In queste foto viene rimosso il soggetto più importante: le Torri Gemelle. Questo (e l’utilizzo del bianco e nero) ci permette di concentrarci su quanto resta. Il vuoto, che vuoto non è, se consideriamo lo skyline attuale di New York. L’ambiente che resta intorno, coinvolto ma anche indifferente alla tragedia. Il fumo, che sembra aleggiare come una sinistra presenza sulla città.
Il mito dell’inviolabilità del suolo americano è stato appena infranto. L’immagine quasi testimonia una sorta di rimozione collettiva: quanto sarebbe bello se quel fumo fossero solo nuvole basse su Manhattan, quanto sarebbe bello se quelle sagome scure nel bianco fossero uccelli in volo. Invece la tragedia è resa ancora più intensa là dove viene privata degli effetti più scenografici. Nessuno può guardare la foto e quasi esclamare di ammirazione per l’effetto visivo.

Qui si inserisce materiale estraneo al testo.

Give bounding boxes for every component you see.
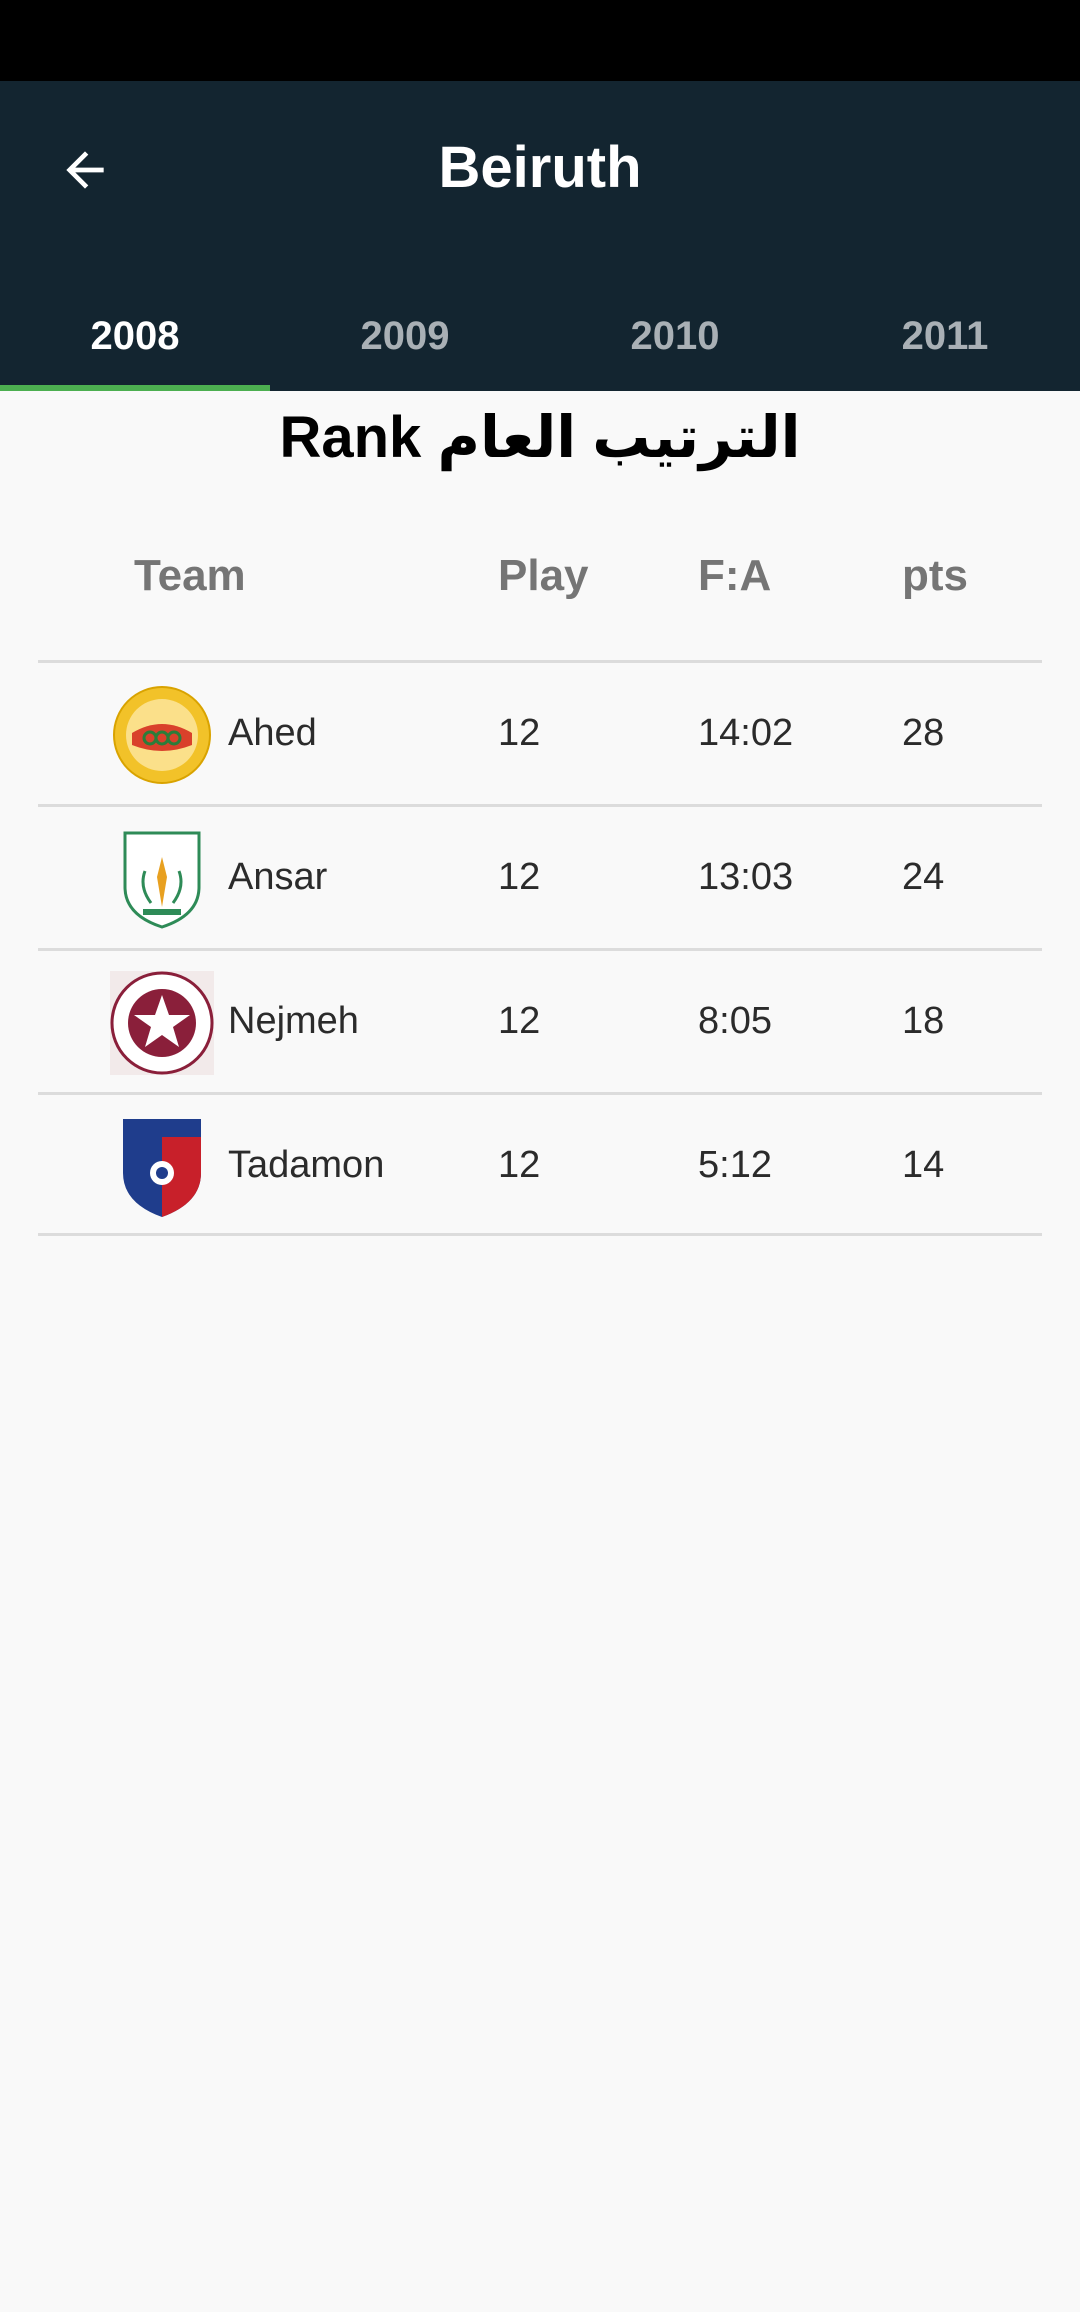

L’affermazione di Stockhausen per cui l’11 settembre è l’opera d’arte più grande del mondo, qui perde di significato.
L’americano medio, e come lui qualsiasi essere umano, è costretto a guardare dritto in faccia l’accaduto, senza colori sgargianti o effetti speciali da film che possano distrarre la ragione dalla cruda realtà. Scomparso il soggetto, scomparsa l’emotività, restiamo a guardare sconcertati un’immagine che unisce il passato e il presente, il momento della tragedia e il futuro. Un modo per tornare a osservare, a distanza di anni, e con maggiore lucidità, la tragedia dell’11 settembre.